44th Trial: A story is a part of you, like a cell maturing into an egg, that then grows in the womb (I understand I am skipping a few steps!). When you give birth to it, it becomes detached, in need for nurture and responsibility. This is a strange comparison, however I feel a bond with my novel, and yet a strange detachment. As if I neglected it, and I don’t know it as well as I did when it was only within me.

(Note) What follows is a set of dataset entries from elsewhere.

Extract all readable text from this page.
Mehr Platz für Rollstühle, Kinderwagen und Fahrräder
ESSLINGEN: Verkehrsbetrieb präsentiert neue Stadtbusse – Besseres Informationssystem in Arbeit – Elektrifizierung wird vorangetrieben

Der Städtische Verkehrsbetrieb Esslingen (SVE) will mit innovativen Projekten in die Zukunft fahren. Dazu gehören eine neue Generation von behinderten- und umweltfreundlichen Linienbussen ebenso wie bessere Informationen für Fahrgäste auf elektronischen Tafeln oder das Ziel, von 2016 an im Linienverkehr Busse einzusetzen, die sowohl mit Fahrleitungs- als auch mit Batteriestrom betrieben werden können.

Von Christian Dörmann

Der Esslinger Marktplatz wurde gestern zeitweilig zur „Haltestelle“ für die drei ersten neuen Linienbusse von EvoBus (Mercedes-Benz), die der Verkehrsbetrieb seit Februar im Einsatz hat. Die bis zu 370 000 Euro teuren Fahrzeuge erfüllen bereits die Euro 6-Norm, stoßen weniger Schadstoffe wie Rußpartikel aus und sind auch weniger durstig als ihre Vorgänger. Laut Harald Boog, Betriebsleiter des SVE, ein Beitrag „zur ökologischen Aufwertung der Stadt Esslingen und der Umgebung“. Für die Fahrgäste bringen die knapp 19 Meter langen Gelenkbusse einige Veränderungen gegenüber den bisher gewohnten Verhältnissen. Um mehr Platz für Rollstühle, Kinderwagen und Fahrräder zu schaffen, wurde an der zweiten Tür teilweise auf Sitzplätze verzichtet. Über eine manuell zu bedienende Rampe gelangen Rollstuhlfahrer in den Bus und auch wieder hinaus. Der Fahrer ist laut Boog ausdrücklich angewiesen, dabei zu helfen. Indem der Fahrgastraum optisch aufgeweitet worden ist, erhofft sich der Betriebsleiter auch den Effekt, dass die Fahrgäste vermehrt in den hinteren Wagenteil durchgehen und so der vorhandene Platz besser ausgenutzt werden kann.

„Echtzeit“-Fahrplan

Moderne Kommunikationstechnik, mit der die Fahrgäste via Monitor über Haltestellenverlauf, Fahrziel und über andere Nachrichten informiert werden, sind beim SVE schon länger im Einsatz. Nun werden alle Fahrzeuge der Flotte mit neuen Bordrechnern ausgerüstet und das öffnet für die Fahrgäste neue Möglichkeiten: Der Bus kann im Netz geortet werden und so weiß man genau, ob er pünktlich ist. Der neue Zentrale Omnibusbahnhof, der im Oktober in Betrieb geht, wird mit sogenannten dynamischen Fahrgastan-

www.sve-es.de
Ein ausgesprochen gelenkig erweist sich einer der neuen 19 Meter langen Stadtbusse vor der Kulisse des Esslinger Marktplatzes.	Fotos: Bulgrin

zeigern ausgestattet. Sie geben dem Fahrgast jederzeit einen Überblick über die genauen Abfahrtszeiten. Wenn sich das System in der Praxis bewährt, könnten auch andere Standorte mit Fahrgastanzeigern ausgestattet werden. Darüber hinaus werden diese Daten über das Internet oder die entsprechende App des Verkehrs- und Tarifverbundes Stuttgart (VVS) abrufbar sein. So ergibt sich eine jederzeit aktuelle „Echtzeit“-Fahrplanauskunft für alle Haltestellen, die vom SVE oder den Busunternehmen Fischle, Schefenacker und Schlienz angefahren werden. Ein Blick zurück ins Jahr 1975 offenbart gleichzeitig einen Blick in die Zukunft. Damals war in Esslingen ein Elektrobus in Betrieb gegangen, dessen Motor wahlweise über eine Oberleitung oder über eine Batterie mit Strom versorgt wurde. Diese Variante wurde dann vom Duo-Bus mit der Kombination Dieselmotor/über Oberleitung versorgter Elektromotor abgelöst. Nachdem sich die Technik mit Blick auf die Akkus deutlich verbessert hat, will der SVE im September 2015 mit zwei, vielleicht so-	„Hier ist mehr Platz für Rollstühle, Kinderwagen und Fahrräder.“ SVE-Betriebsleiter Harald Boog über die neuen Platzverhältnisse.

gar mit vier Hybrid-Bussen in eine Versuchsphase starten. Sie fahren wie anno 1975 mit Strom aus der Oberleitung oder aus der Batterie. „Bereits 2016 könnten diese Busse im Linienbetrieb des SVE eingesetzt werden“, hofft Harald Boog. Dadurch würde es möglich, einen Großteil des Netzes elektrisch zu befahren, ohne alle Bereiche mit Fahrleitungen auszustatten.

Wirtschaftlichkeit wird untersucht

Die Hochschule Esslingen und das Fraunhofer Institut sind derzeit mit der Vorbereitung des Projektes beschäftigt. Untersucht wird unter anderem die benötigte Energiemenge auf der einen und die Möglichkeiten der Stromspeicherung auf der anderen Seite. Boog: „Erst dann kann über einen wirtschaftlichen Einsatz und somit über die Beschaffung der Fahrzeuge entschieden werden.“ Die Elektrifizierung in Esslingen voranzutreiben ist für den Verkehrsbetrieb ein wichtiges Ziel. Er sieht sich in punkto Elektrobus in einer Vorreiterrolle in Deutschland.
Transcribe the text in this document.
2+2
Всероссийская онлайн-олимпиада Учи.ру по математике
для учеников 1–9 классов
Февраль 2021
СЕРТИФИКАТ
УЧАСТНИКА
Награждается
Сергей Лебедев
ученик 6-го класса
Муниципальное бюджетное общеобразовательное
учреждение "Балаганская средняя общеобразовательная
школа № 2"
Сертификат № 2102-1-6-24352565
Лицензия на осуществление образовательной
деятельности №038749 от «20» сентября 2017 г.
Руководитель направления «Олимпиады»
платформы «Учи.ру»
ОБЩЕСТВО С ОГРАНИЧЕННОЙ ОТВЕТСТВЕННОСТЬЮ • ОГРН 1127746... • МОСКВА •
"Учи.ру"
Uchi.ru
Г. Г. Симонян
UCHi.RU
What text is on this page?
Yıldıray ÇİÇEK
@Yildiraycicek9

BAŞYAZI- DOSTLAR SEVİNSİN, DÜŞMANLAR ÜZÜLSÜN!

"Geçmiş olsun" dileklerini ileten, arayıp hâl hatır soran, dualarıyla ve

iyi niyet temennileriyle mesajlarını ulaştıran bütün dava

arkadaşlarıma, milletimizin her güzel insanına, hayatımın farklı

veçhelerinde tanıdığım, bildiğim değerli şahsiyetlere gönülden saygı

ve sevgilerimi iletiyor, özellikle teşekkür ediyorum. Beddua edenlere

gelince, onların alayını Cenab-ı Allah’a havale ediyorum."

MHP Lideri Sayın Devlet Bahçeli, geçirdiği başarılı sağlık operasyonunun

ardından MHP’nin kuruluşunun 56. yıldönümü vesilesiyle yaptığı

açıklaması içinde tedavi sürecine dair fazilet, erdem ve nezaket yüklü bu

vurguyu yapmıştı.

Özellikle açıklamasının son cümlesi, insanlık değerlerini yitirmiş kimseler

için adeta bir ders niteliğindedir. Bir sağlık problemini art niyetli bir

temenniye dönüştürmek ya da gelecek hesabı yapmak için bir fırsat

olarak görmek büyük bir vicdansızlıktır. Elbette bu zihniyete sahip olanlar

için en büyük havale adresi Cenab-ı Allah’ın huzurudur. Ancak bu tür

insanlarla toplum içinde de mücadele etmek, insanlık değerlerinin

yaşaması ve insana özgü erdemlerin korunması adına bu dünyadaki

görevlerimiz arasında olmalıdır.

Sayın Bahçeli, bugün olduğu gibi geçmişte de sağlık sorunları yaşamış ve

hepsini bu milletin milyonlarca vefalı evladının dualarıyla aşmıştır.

Weekly Hours Spent Writing or in the Pursuit of Plot: Since it has been over 2 weeks since I last wrote to you all, I hate to admit that my writing hours amounted to a small, dismal, 30 minutes. Let me use the excuses of long weekends working, increase demand of attention elsewhere, and continue to justify my lack of progress.

Weekly Choice of Tea: Turmeric and Ginger, with the occasional Pumpkin Spice Latte (thank you Starbucks for now having almond milk)

Biggest Success: Finished reading the play, The Cursed Child. The magical world filled the empty pockets of my living room once again, and every time Time turned, I felt its rush! I look forward to seeing the play one day, happy to see the dynamics hold strong between Harry, Ron, and Hermione, as I envisioned them to. I know the characters live always within Rowling’s mind, as she has stated, but in a way they never leave the reader’s thoughts or our hopes.

As I said before, I will no longer write of not finding time to write. Or that life gets busy, hectic, stressful, and long-winded. It will ALWAYS be ALL those things. It is a beautiful thing however, to understand that something you create comes from your love of doing so.  It may take daily attempts to see it this way. I love to read and to write, and that passion comes from nothing more complicated than my enjoyment of it. You always read the quotes that say “do more of what you love”, which means the majority of us do not. Though I will support that it is not without lack of trying for most. I never wonder why people do things they do not love doing, but it astonishes me when people ignore the things that they love. Be it the person you are married to, the purpose of your career, the pursuit of knowledge, or the beauty of art.

I sat down to write for the first time yesterday in a couple weeks. The story was extremely malnourished and frankly, I thought pitiful. I reread the paragraph I last wrote. The sentence structure was rudimentary and the language of my genius downright knickbockery. And yes, I just made that word up. Instead of letting self-hatred lead me to give up on my novel, I told myself this:  you love to write. And then I just picked up where I left off, knowing it is my own deficiency of character to NOT work for what I love.

Currently, I am reading Margaret Atwood’s “A Handmaids Tale” as well as a children’s novel, “The One and Only Ivan”. And have not watched anything BBC in too long. It is time that I incorporated something more British into my routine.